04. Key Terms and Variants
Top-k Retrieval
The simplest retrieval policy: return the k chunks with the highest similarity scores. k is a hyperparameter. Common values are 5, 10, or 20.
Higher k improves recall (more likely to include the relevant passage) but increases the context window size and generation cost, and may introduce irrelevant passages that confuse the LLM.
A practical pattern: retrieve top-20 from the index, rerank to top-5, send top-5 to the LLM.
Maximum Marginal Relevance (MMR)
MMR is a post-retrieval diversity algorithm introduced by Carbonell and Goldstein (1998). It selects documents iteratively, balancing two objectives: relevance to the query and diversity from already-selected documents. A document has high marginal relevance if it is both relevant to the query and substantially different from the documents already in the result set.
This prevents retrieving five chunks that all say the same thing from different sections of the same source document. MMR is implemented in LangChain, Azure AI Search, and Elasticsearch.
MMR has a lambda parameter controlling the relevance-diversity tradeoff. Lambda = 1 is pure relevance (same as standard top-k). Lambda = 0 is pure diversity. Values around 0.5 to 0.7 are typical in RAG applications.
Reranking (Cross-Encoders)
The first-stage retrieval (BM25, vector, or hybrid) uses bi-encoders or term-frequency statistics that process query and document independently. This is fast but imprecise: the query and document are not attending to each other during scoring.
A cross-encoder reranker takes the query and each candidate document together as a single input, allowing the model to attend to the relationship between them. This produces more accurate relevance scores at the cost of higher latency.
The standard production pattern is a two-stage pipeline:
- First-stage retrieval: hybrid search over the full index, returning top-50 candidates (fast, approximate)
- Second-stage reranking: cross-encoder scores each of the top-50 against the query, promoting the best 5 (slower, precise)
Latency overhead for reranking is typically 50 to 200ms. Leading reranker models include Cohere Rerank v3.5, Voyage rerank-2.5, and open-weight models like bge-reranker-v2-m3.
As of August 2025, Voyage rerank-2.5 introduced instruction-following reranking: you can prepend a natural-language instruction to steer relevance judgment (for example, "prefer results with regulatory compliance citations"), adding task-specific precision without retraining.
Learned Sparse Models
A middle ground between BM25 and dense retrieval. Models like SPLADE (Sparse Lexical and Expansion) use a transformer to assign term weights, enabling semantic expansion while maintaining sparse representation. SPLADE can match "car" to "automobile" via learned term weights while still using an inverted index for fast lookup.
ColBERT is another variant that uses per-token vectors and MaxSim scoring (maximum similarity across all token pairs), providing fine-grained matching that outperforms standard bi-encoders on some benchmarks. ColBERT is used in production by several enterprise search systems.
Query Expansion and Rewriting
Pre-retrieval transformations applied to the user query before it reaches the retrieval layer.
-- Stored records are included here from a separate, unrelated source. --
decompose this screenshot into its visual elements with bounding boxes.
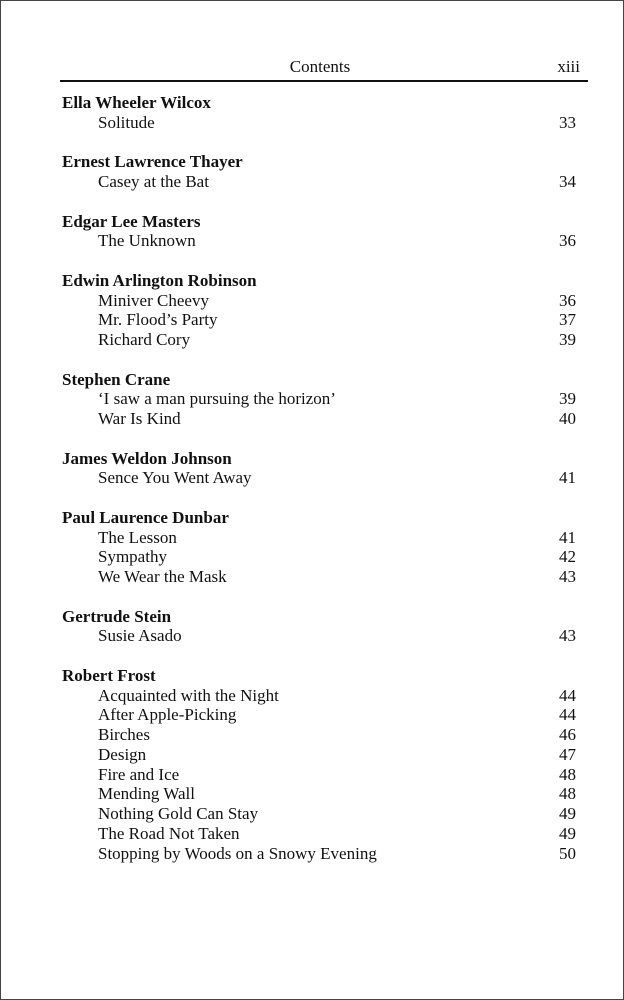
toc-entry bbox=[62, 409, 576, 429]
author-name: Gertrude Stein bbox=[62, 606, 172, 626]
author-group bbox=[62, 449, 576, 489]
entry-page: 44 bbox=[559, 705, 576, 725]
entry-title: The Road Not Taken bbox=[98, 823, 240, 843]
author-group bbox=[62, 271, 576, 350]
running-header-title: Contents bbox=[289, 57, 351, 76]
author-name: Ella Wheeler Wilcox bbox=[62, 93, 211, 112]
entry-page: 44 bbox=[559, 685, 576, 705]
author-name: Robert Frost bbox=[62, 665, 156, 685]
entry-title: Design bbox=[98, 744, 147, 764]
author-group bbox=[62, 212, 576, 252]
toc-entry bbox=[62, 468, 576, 488]
entry-page: 49 bbox=[559, 804, 576, 823]
entry-title: Richard Cory bbox=[98, 330, 191, 349]
entry-title: The Lesson bbox=[98, 527, 177, 547]
entry-title: War Is Kind bbox=[98, 409, 181, 428]
entry-title: ‘I saw a man pursuing the horizon’ bbox=[98, 389, 336, 409]
entry-title: Miniver Cheevy bbox=[98, 290, 209, 310]
author-group bbox=[62, 607, 576, 647]
entry-title: Stopping by Woods on a Snowy Evening bbox=[98, 843, 377, 863]
entry-title: Fire and Ice bbox=[98, 764, 180, 784]
entry-page: 39 bbox=[559, 330, 576, 349]
entry-title: Mending Wall bbox=[98, 784, 196, 804]
entry-page: 41 bbox=[559, 527, 576, 547]
entry-page: 39 bbox=[559, 389, 576, 409]
author-name: Ernest Lawrence Thayer bbox=[62, 152, 243, 172]
entry-title: Nothing Gold Can Stay bbox=[98, 804, 259, 823]
entry-page: 46 bbox=[559, 725, 576, 744]
author-group bbox=[62, 93, 576, 133]
entry-title: Casey at the Bat bbox=[98, 172, 209, 191]
entry-page: 34 bbox=[559, 172, 576, 191]
entry-page: 43 bbox=[559, 626, 576, 646]
entry-page: 36 bbox=[559, 231, 576, 251]
author-group bbox=[62, 666, 576, 864]
toc-entry bbox=[62, 389, 576, 409]
entry-page: 49 bbox=[559, 823, 576, 843]
toc-entry bbox=[62, 784, 576, 804]
toc-entry bbox=[62, 528, 576, 548]
author-name: Edwin Arlington Robinson bbox=[62, 270, 257, 290]
toc-entry bbox=[62, 804, 576, 824]
entry-page: 42 bbox=[559, 547, 576, 567]
entry-page: 40 bbox=[559, 409, 576, 428]
toc-entry bbox=[62, 330, 576, 350]
entry-title: Solitude bbox=[98, 112, 155, 132]
toc-entry bbox=[62, 547, 576, 567]
entry-page: 50 bbox=[559, 843, 576, 863]
entry-title: Acquainted with the Night bbox=[98, 685, 279, 705]
toc-entry bbox=[62, 626, 576, 646]
toc-entry bbox=[62, 725, 576, 745]
entry-page: 33 bbox=[559, 112, 576, 132]
toc-entry bbox=[62, 745, 576, 765]
author-name: Stephen Crane bbox=[62, 369, 171, 389]
entry-title: Sympathy bbox=[98, 547, 167, 567]
entry-page: 37 bbox=[559, 310, 576, 330]
author-name: Edgar Lee Masters bbox=[62, 211, 201, 231]
author-group bbox=[62, 152, 576, 192]
toc-entry bbox=[62, 765, 576, 785]
toc-entry bbox=[62, 705, 576, 725]
toc-entry bbox=[62, 567, 576, 587]
toc-entry bbox=[62, 844, 576, 864]
toc-entry bbox=[62, 291, 576, 311]
entry-page: 47 bbox=[559, 744, 576, 764]
entry-page: 43 bbox=[559, 567, 576, 586]
toc-entry bbox=[62, 113, 576, 133]
entry-title: The Unknown bbox=[98, 231, 196, 251]
toc-entry bbox=[62, 686, 576, 706]
author-group bbox=[62, 370, 576, 429]
entry-title: We Wear the Mask bbox=[98, 567, 227, 586]
toc-entry bbox=[62, 310, 576, 330]
entry-page: 41 bbox=[559, 468, 576, 488]
toc-entry bbox=[62, 231, 576, 251]
author-name: Paul Laurence Dunbar bbox=[62, 507, 229, 527]
entry-page: 36 bbox=[559, 290, 576, 310]
entry-title: Susie Asado bbox=[98, 626, 182, 646]
entry-title: After Apple-Picking bbox=[98, 705, 237, 725]
toc-entry bbox=[62, 172, 576, 192]
entry-page: 48 bbox=[559, 784, 576, 804]
entry-title: Sence You Went Away bbox=[98, 468, 252, 488]
header-rule bbox=[60, 80, 588, 82]
entry-page: 48 bbox=[559, 764, 576, 784]
entry-title: Birches bbox=[98, 725, 150, 744]
table-of-contents bbox=[62, 93, 576, 883]
entry-title: Mr. Flood’s Party bbox=[98, 310, 218, 330]
author-group bbox=[62, 508, 576, 587]
page-number: xiii bbox=[557, 57, 580, 76]
toc-entry bbox=[62, 824, 576, 844]
author-name: James Weldon Johnson bbox=[62, 448, 232, 468]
Query rewriting: An LLM rephrases the query to be more precise, resolve ambiguity, or use domain-specific terminology that better matches indexed document language.
Query expansion: The original query is supplemented with synonyms, related terms, or alternate phrasings. In multi-query retrieval (LangChain / LlamaIndex), the LLM generates 3 to 5 different query formulations, each is run through retrieval independently, and results are merged by union or RRF.
A 2025 ACM paper on multi-query rewriting found that generating multiple expressions covering different potential interpretations of the query expanded search scope and improved comprehensiveness significantly over single-query retrieval.
Hypothetical document embedding (HyDE): The LLM generates a hypothetical answer to the query. That answer is embedded and used for retrieval rather than the query itself. The hypothesis is often a better match to indexed document language than the bare question.